What is Nuclear Energy?

What if there were benefits to energy that reached way beyond providing electricity?

Currently, nuclear energy supplies 12 percent of the world’s electricity – but did you know that it also powers space exploration, sterilises medical equipment and desalinates water?

There are also hundreds more important uses including in industry, agriculture and in our homes.

How is nuclear energy created?

Nuclear energy holds together the nucleus of atoms. Atoms are invisible to the eye and make up matter. Every atom has a small nucleus, consisting of protons and neutrons at its center – and this is where nuclear energy is formed.

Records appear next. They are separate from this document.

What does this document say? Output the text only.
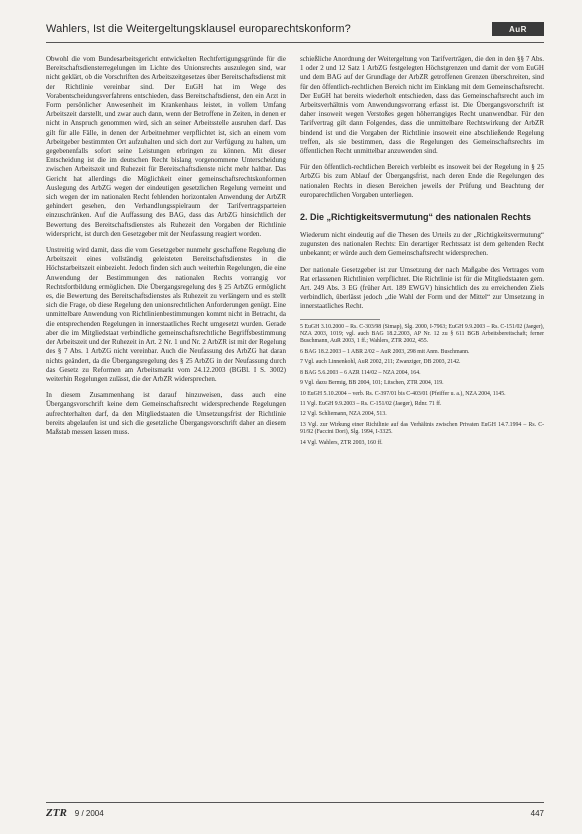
Wahlers, Ist die Weitergeltungsklausel europarechtskonform?	AuR

Obwohl die vom Bundesarbeitsgericht entwickelten Rechtfertigungsgründe für die Bereitschaftsdiensterregelungen im Lichte des Unionsrechts auszulegen sind, war nicht geklärt, ob die Vorschriften des Arbeitszeitgesetzes über Bereitschaftsdienst mit der Richtlinie vereinbar sind. Der EuGH hat im Wege des Vorabentscheidungsverfahrens entschieden, dass Bereitschaftsdienst, den ein Arzt in Form persönlicher Anwesenheit im Krankenhaus leistet, in vollem Umfang Arbeitszeit darstellt, und zwar auch dann, wenn der Betroffene in Zeiten, in denen er nicht in Anspruch genommen wird, sich an seiner Arbeitsstelle ausruhen darf. Das gilt für alle Fälle, in denen der Arbeitnehmer verpflichtet ist, sich an einem vom Arbeitgeber bestimmten Ort aufzuhalten und sich dort zur Verfügung zu halten, um gegebenenfalls sofort seine Leistungen erbringen zu können. Mit dieser Entscheidung ist die im deutschen Recht bislang vorgenommene Unterscheidung zwischen Arbeitszeit und Ruhezeit für Bereitschaftsdienste nicht mehr haltbar. Das Gericht hat allerdings die Möglichkeit einer gemeinschaftsrechtskonformen Auslegung des ArbZG wegen der eindeutigen gesetzlichen Regelung verneint und sich wegen der im nationalen Recht fehlenden horizontalen Anwendung der ArbZR gehindert gesehen, den Verhandlungsspielraum der Tarifvertragsparteien einzuschränken. Auf die Auffassung des BAG, dass das ArbZG hinsichtlich der Bewertung des Bereitschaftsdienstes als Ruhezeit den Vorgaben der Richtlinie widerspricht, ist durch den Gesetzgeber mit der Neufassung reagiert worden.

Unstreitig wird damit, dass die vom Gesetzgeber nunmehr geschaffene Regelung die Arbeitszeit eines vollständig geleisteten Bereitschaftsdienstes in die Höchstarbeitszeit einbezieht. Jedoch finden sich auch weiterhin Regelungen, die eine Anwendung der Bestimmungen des nationalen Rechts vorrangig vor Rechtsfortbildung ermöglichen. Die Übergangsregelung des § 25 ArbZG ermöglicht es, die Bewertung des Bereitschaftsdienstes als Ruhezeit zu verlängern und es stellt sich die Frage, ob diese Regelung den unionsrechtlichen Anforderungen genügt. Eine unmittelbare Anwendung von Richtlinienbestimmungen kommt nicht in Betracht, da die entsprechenden Regelungen in innerstaatliches Recht umgesetzt wurden. Gerade aber die im Mitgliedstaat verbindliche gemeinschaftsrechtliche Begriffsbestimmung der Arbeitszeit und der Ruhezeit in Art. 2 Nr. 1 und Nr. 2 ArbZR ist mit der Regelung des § 7 Abs. 1 ArbZG nicht vereinbar. Auch die Neufassung des ArbZG hat daran nichts geändert, da die Übergangsregelung des § 25 ArbZG in der Neufassung durch das Gesetz zu Reformen am Arbeitsmarkt vom 24.12.2003 (BGBl. I S. 3002) weiterhin Regelungen zulässt, die der ArbZR widersprechen.

In diesem Zusammenhang ist darauf hinzuweisen, dass auch eine Übergangsvorschrift keine dem Gemeinschaftsrecht widersprechende Regelungen aufrechterhalten darf, da den Mitgliedstaaten die Umsetzungsfrist der Richtlinie bereits abgelaufen ist und sich die gesetzliche Übergangsvorschrift daher an diesem Maßstab messen lassen muss.

schießliche Anordnung der Weitergeltung von Tarifverträgen, die den in den §§ 7 Abs. 1 oder 2 und 12 Satz 1 ArbZG festgelegten Höchstgrenzen und damit der vom EuGH und dem BAG auf der Grundlage der ArbZR getroffenen Grenzen überschreiten, sind für den öffentlich-rechtlichen Bereich nicht im Einklang mit dem Gemeinschaftsrecht. Der EuGH hat bereits wiederholt entschieden, dass das Gemeinschaftsrecht auch im Arbeitsverhältnis vom Anwendungsvorrang erfasst ist. Die Übergangsvorschrift ist daher insoweit wegen Verstoßes gegen höherrangiges Recht unanwendbar. Für den Tarifvertrag gilt dann Folgendes, dass die unmittelbare Rechtswirkung der ArbZR bindend ist und die Vorgaben der Richtlinie insoweit eine abschließende Regelung treffen, als sie bestimmen, dass die Regelungen des Gemeinschaftsrechts im öffentlichen Recht unmittelbar anzuwenden sind.

Für den öffentlich-rechtlichen Bereich verbleibt es insoweit bei der Regelung in § 25 ArbZG bis zum Ablauf der Übergangsfrist, nach deren Ende die Regelungen des nationalen Rechts in diesen Bereichen jeweils der Prüfung und Beachtung der europarechtlichen Vorgaben unterliegen.

2. Die „Richtigkeitsvermutung“ des nationalen Rechts

Wiederum nicht eindeutig auf die Thesen des Urteils zu der „Richtigkeitsvermutung“ zugunsten des nationalen Rechts: Ein derartiger Rechtssatz ist dem geltenden Recht unbekannt; er würde auch dem Gemeinschaftsrecht widersprechen.

Der nationale Gesetzgeber ist zur Umsetzung der nach Maßgabe des Vertrages vom Rat erlassenen Richtlinien verpflichtet. Die Richtlinie ist für die Mitgliedstaaten gem. Art. 249 Abs. 3 EG (früher Art. 189 EWGV) hinsichtlich des zu erreichenden Ziels verbindlich, überlässt jedoch „die Wahl der Form und der Mittel“ zur Umsetzung in innerstaatliches Recht.

5 EuGH 3.10.2000 – Rs. C-303/98 (Simap), Slg. 2000, I-7963; EuGH 9.9.2003 – Rs. C-151/02 (Jaeger), NZA 2003, 1019; vgl. auch BAG 18.2.2003, AP Nr. 12 zu § 611 BGB Arbeitsbereitschaft; ferner Buschmann, AuR 2003, 1 ff.; Wahlers, ZTR 2002, 455.

6 BAG 18.2.2003 – 1 ABR 2/02 – AuR 2003, 298 mit Anm. Buschmann.

7 Vgl. auch Linnenkohl, AuR 2002, 211; Zwanziger, DB 2003, 2142.

8 BAG 5.6.2003 – 6 AZR 114/02 – NZA 2004, 164.

9 Vgl. dazu Bermig, BB 2004, 101; Litschen, ZTR 2004, 119.

10 EuGH 5.10.2004 – verb. Rs. C-397/01 bis C-403/01 (Pfeiffer u. a.), NZA 2004, 1145.

11 Vgl. EuGH 9.9.2003 – Rs. C-151/02 (Jaeger), Rdnr. 71 ff.

12 Vgl. Schliemann, NZA 2004, 513.

13 Vgl. zur Wirkung einer Richtlinie auf das Verhältnis zwischen Privaten EuGH 14.7.1994 – Rs. C-91/92 (Faccini Dori), Slg. 1994, I-3325.

14 Vgl. Wahlers, ZTR 2003, 160 ff.

ZTR 9 / 2004	447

How is nuclear energy released?

There are two ways for an atom to release nuclear energy. These are nuclear fusion and nuclear fission.

  • Nuclear fusion is energy that is released when atoms literally fuse together. This means that they join together to form a bigger atom.
  • Nuclear fission is when energy is released when a uranium atom breaks. They split up and form smaller atoms.

How is electricity created from nuclear energy?

Nuclear energy originates from the splitting of uranium atoms – a process called fission. This generates heat to produce steam, which is used by a turbine generator to generate electricity.

As the world’s population increases, so does the demand for energy. Nuclear energy is one of the solutions to assist while fossil fuels are diminishing, as it is able to generate electricity in an environmentally responsible manner.

The UK currently has 15 nuclear reactors that generate almost a quarter (21%) of the nation’s electricity, but the government is planning to halve this capacity by 2025, and create centralised power plants with a widespread network of smaller reactors.

What about the waste from nuclear energy?

Nuclear power does produce low-level radioactive waste. This gives off heat and needs to be carefully managed. Its radioactivity is short-lived and the waste can be incinerated or buried in shallow ground.

Because nuclear power plants do not burn fuel, no greenhouse gas emissions are created.